Un montage est en cours pour constituer un dossier contre Alexis Sinduhije, président du MSD. Il s'agit d'un montage consistant à dire qu'il est à la base de la fronde à l'Armée et à la Police. Le chef d'Etat major Niyombare et son service des renseignements G 2 organisent de faux témoignages pour mettre en prison Sinduhije. Des militaires et sous officiers font de faux témoignages pour des rencontres qui n'ont jamais eu lieu.

Face à la politisation des militaires ex FDD dans l'Armée, les autres militaires observent et critiquent cette façon de faire. Certains montrent aussi qu'ils ont des sympathies à l'égard des partis politiques de l'opposition. Le MSD est de ces partis, comme le Frodebu, l'Uprona et le FNL. Qui est coupable? Le MSD est un parti politique qui est en bonne position, compte tenu des comptes rendus du CNDD-FDD. Le MSD sait que les militaires ont des voix qui comptent aussi. L'Armée a des voix qui dépassent celles d'une commune moyenne. Les politiciens ont besoin de ces voix. L'Armée est apolitique mais vote. Elle a le droit d'être courtisée dans la limite de sa cohésion. Si l'Armée veut garder sa neutralité, elle devrait d'abord dire non à la propagande du CNDD-FDD. J'ai beaucoup apprécié l'intervention du ministre de la Défense qui a fustigé ces partis politiques y compris le parti au pouvoir.
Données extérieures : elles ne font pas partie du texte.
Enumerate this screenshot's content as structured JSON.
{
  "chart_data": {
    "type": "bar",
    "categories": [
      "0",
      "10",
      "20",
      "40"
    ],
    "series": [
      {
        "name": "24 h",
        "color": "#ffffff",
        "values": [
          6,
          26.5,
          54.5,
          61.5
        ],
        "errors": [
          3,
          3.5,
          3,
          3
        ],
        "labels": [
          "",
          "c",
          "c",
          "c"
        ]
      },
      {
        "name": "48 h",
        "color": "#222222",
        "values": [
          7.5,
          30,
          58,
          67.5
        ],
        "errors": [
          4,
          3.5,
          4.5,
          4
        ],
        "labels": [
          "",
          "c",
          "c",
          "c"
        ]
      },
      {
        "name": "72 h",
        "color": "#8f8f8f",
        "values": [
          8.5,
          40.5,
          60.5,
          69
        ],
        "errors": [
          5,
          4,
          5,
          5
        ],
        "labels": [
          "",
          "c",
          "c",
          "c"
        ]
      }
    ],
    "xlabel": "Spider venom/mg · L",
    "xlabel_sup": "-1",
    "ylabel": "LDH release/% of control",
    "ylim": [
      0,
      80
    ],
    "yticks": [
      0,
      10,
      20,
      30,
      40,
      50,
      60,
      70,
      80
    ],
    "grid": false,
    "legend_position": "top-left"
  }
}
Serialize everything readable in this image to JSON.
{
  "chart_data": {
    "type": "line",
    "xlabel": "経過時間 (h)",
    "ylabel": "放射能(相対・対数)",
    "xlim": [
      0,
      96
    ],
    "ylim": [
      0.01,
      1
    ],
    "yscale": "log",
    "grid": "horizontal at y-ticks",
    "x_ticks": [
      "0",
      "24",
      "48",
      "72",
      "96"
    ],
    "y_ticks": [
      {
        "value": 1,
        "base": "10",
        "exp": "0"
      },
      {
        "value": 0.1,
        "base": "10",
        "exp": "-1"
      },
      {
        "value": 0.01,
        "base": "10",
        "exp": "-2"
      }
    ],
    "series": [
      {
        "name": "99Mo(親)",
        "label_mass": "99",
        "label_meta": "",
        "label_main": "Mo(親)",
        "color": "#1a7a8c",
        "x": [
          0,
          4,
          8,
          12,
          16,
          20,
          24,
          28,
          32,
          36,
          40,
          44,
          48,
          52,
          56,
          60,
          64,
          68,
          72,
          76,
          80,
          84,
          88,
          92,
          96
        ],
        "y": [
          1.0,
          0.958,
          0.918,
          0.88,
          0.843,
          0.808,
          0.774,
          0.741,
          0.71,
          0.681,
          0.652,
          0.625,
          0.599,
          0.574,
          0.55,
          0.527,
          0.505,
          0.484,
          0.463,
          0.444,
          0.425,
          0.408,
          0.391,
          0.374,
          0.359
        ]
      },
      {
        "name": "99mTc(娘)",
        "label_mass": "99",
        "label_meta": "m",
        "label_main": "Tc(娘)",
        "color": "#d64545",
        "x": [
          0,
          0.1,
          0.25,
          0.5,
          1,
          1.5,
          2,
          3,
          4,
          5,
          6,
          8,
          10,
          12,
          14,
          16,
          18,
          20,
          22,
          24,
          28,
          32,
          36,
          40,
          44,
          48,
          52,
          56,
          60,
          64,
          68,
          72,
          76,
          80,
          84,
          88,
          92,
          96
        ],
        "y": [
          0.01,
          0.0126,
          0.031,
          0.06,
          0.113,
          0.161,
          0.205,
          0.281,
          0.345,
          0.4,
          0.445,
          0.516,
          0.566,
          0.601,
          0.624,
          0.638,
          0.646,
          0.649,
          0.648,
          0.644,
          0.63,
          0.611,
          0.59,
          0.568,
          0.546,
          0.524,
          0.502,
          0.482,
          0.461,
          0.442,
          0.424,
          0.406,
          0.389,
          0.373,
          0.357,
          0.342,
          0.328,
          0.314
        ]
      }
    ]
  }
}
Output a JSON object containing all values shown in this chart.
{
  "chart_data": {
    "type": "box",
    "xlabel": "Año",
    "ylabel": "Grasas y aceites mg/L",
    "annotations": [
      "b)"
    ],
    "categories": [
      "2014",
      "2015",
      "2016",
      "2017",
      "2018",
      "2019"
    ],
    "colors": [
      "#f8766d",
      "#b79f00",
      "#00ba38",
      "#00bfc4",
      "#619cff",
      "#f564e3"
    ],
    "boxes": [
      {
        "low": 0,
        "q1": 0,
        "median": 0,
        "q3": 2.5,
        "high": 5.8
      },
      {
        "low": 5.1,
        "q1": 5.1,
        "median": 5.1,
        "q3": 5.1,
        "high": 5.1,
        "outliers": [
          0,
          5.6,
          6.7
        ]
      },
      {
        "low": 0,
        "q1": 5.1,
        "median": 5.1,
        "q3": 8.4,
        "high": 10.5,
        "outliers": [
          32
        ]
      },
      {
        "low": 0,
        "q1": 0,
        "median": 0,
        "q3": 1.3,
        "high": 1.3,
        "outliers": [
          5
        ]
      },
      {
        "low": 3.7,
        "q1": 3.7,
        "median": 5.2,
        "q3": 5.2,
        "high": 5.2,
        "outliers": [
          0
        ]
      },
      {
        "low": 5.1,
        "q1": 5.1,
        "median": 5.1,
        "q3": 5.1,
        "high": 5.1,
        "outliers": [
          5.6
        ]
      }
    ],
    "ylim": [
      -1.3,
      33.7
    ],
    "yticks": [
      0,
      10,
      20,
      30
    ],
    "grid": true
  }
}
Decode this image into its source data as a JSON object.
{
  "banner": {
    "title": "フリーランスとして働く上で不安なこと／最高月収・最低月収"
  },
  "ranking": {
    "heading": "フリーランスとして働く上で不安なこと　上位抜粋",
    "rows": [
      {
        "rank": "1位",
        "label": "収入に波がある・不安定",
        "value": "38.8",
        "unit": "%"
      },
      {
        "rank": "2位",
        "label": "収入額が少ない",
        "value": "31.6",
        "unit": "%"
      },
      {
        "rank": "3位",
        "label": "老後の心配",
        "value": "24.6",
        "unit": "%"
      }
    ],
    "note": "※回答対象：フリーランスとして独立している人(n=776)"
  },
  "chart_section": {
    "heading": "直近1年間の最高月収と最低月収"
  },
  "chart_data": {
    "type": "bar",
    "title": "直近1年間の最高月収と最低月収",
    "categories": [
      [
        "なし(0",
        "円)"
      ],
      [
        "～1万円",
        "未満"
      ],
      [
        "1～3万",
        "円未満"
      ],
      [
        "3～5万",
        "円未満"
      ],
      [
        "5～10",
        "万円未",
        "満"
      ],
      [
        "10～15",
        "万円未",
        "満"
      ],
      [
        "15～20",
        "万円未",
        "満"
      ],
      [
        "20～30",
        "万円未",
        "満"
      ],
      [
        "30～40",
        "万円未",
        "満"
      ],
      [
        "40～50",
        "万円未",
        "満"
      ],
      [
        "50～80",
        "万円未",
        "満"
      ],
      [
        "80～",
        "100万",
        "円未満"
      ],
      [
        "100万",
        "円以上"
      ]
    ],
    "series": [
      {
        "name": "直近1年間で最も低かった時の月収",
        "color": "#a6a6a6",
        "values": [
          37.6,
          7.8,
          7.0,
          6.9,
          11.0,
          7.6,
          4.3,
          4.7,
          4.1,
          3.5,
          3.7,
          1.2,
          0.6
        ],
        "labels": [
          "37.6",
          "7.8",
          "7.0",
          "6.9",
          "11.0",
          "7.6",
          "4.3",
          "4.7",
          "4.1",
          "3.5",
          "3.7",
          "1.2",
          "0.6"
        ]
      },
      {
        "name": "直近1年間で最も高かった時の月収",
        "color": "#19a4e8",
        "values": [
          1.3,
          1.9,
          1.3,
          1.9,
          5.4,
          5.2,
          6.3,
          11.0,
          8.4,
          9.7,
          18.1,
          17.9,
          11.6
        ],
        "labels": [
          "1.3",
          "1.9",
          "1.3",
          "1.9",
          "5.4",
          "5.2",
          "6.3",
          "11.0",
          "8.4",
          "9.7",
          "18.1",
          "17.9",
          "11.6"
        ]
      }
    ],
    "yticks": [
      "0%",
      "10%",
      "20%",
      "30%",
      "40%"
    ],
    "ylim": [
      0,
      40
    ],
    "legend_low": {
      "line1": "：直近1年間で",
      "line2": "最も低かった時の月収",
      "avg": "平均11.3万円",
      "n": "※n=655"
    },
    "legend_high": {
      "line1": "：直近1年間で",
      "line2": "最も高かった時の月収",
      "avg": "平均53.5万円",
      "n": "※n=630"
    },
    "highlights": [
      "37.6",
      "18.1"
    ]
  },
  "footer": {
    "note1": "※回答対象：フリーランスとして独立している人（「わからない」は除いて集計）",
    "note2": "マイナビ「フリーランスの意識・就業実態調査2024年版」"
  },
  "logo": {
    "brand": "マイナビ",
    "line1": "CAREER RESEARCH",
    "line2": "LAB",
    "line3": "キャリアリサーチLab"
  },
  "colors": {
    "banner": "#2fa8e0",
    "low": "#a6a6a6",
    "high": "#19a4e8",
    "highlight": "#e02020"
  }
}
Les problèmes de l'Armée sont purement militaires. Ils sont aussi exagérés par certains politiciens au pouvoir pour perturber les élections. Le CNDD-FDD a déjà compris qu'il va perdre le pouvoir. Le Président Nkurunziza l'a déjà reconnu et a recommandé de mettre en place une violence qui permettra de bloquer la publication des résultats ou empêcher les gens d'aller voter. La tentation de mettre en prison Alexis Sinduhije, un challenger de poids, est grande. Cependant, toutes les données ne sont pas maîtrisées. On ne jette pas en prison un adversaire parce qu'il est en bonne position. Cet acharnement est la preuve irréfutable de la force du MSD. Si non, comment expliquer cette perte de temps à monter de faux dossiers judiciaires au lieu de concevoir un programme politique?

L'Armée attendue pour sécuriser les élections

Des voix commencent à réclamer la présence de l'Armée pour sécuriser les élections prochaines. L'Armée doit garder sa cohésion pour éviter d'offrir aux Burundais un spectacle de désolation. L'Armée unie est la seule capable de sécuriser les élections et de garantir un respect de la décision du peuple. Elle devrait aussi se montrer ferme face aux milices de certains partis politiques, surtout celle du CNDD-FDD. Demain, le parti au pouvoir va perdre les élections. Les militaires ex FDD resteront à l'Armée. La sympathie est humaine et normale. Mais la participation au complot au nom du CNDD-FDD relève de l'incompétence et de l'absence de jugement.

L'Armée neutre ne veut pas dire qu'elle ne peut pas être au courant de la vie politique. Elle est la garante de la démocratie en s'abstenant de s'y immiscer dans la politique et aussi en énonçant clairement les limites aux politiciens à ne pas dépasser si leurs agissements peuvent conduire le pays dans une violence.